Elaine Kerrigan nahm Platz und forderte sie mit einer Handbewegung auf, ihrem Beispiel zu folgen. Sie legte die langen, schmalen Hände in den Schoß und hielt sich kerzengerade.
»Ich habe überlegt, wie ich mich verhalten soll«, begann sie. Ihre Stimme klang tief und angenehm. Yvette glaubte ein leicht gerolltes R herauszuhören, konnte den Akzent aber nicht recht einordnen. »Mir erscheint das alles so irreal. Ich weiß, dass ich die betrogene Ehefrau bin, fühle mich aber gar nicht so. Es ist einfach …« Sie starrte einen Moment auf ihre Hände hinunter, ehe sie den Blick wieder hob. »Paul kommt mir überhaupt nicht wie der Typ Mann vor, den sich eine andere als Geliebten aussuchen würde.«
»Wann hat er es Ihnen gesagt?«, fragte Yvette.

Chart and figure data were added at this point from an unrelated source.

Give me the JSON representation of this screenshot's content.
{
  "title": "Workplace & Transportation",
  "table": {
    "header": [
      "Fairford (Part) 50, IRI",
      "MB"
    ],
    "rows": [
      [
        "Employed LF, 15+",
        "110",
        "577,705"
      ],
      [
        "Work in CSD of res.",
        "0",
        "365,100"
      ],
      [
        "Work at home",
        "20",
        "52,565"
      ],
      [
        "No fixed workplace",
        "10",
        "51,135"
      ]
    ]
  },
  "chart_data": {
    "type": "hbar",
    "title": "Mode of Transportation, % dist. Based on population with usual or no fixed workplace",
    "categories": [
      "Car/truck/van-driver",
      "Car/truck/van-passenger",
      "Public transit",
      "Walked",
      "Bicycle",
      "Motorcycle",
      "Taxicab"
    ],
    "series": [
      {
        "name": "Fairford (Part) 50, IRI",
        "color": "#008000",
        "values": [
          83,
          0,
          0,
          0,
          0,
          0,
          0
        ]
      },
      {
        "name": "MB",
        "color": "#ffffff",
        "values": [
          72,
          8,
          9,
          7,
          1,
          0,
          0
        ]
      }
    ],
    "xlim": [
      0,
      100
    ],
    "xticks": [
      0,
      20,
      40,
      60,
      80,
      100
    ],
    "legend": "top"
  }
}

»Als er gestern nach Hause kam. Er hat gewartet, bis sein Tee auf dem Tisch stand, dann ist er damit herausgeplatzt. Erst dachte ich, er macht nur Spaß.« Sie zog eine Grimasse. »Verrückt, oder? Ich kann gar nicht glauben, dass mir das wirklich passiert. Und nun ist diese Frau tot. Hat er Ihnen erzählt, dass ich ihn darauf aufmerksam gemacht habe, als ich den Bericht in der Zeitung las? Ich fand, dass sie nett aussah. Jetzt frage ich mich, ob sie irgendwann auch mal einen Gedanken an mich verschwendet hat, während der ganzen Zeit.«
»Uns ist klar, dass das ein Schock für Sie sein muss«, sagte Yvette. »Trotzdem sind wir natürlich gezwungen zu überprüfen, wo sich alle beteiligten Personen an dem Tag aufhielten, als Ruth Lennox starb.«
»Mein Mann, meinen Sie? Das weiß ich nicht mehr. Ich habe im Terminkalender nachgesehen, aber die Seite ist leer. Es war nur ein ganz normaler Mittwoch. Paul sagt, dass er um die Zeit definitiv schon hier war, aber ich kann mich nicht daran erinnern, wer von uns beiden eher nach Hause kam, er oder ich. Ich weiß nicht, ob er später dran war als sonst. Wenn irgendetwas Ungewöhnliches passiert wäre, hätte ich es mir wahrscheinlich gemerkt.«
»Was ist mit Ihren Söhnen?«
Sie wandte den Kopf. Karlsson und Yvette, die ihrem Blick folgten, entdeckten neben den Narzissen ein Foto von zwei Jungen, fast schon jungen Männern, die beide dunkles Haar und das breite Gesicht ihres Vaters hatten. Einer der beiden hatte über der Oberlippe eine Narbe, die sein Lächeln ein wenig schief wirken ließ.
»Josh studiert in Cardiff. Er kam zwar über Ostern nach Hause, war zu dem Zeitpunkt aber noch nicht da. Der andere, Ben, ist achtzehn und macht dieses Jahr sein Abitur. Er wohnt noch bei uns. Im Hinblick auf Daten ist er ein bisschen chaotisch – und in jeder anderen Hinsicht auch. Ich habe den beiden noch nichts von der Affäre erzählt. Anschließend kann ich ihnen ja gleich von dem Mord berichten. Das wird sicher lustig. Wie lang ging das eigentlich?«
»Bitte?«
»Wie lang lief das mit den beiden schon?«
»Hat Ihnen Ihr Mann das nicht gesagt?«
»Er hat gesagt, dass es mehr war als nur eine Affäre, aber dass er mich immer noch liebt und hofft, dass ich ihm verzeihe.«
»Zehn Jahre«, sagte Yvette in ruhigem Ton. »Die beiden haben sich immer am Mittwochnachmittag getroffen. Sie hatten eine Wohnung gemietet.«
Elaine Kerrigan setzte sich noch aufrechter hin. Gleichzeitig schien ihr Gesicht seine Spannung zu verlieren, ihre Haut von einer Sekunde auf die andere zu erschlaffen.
»Zehn Jahre.« Sie hörten, wie sie schluckte.
»Sie hatten keine Ahnung?«
»Zehn Jahre, mit einer Wohnung.«
»Wir werden hier auch eine Hausdurchsuchung durchführen lassen müssen«, erklärte Yvette.
»Verstehe.« Die Stimme von Elaine Kerrigan klang immer noch höflich, war aber so leise geworden, dass man sie kaum noch verstand.
»Ist Ihnen an seinem Verhalten nichts Ungewöhnliches aufgefallen?«
»Sie meinen, während der letzten zehn Jahre?«
»Vielleicht während der letzten paar Wochen?«
»Nein.«
»Er wirkte nicht durcheinander oder zerstreut?«
»Ich glaube nicht.«
»Ihnen war nicht bekannt, dass für die Miete der Wohnung monatlich mehrere hundert Pfund vom Konto ihres Mannes abgebucht wurden?«
»Nein.«
»Sie sind ihr nie begegnet?«
»Der anderen Frau?« Sie bedachte sie mit einem müden Lächeln. »Ich glaube nicht. Aber sie hat in der Nähe gewohnt, nicht wahr?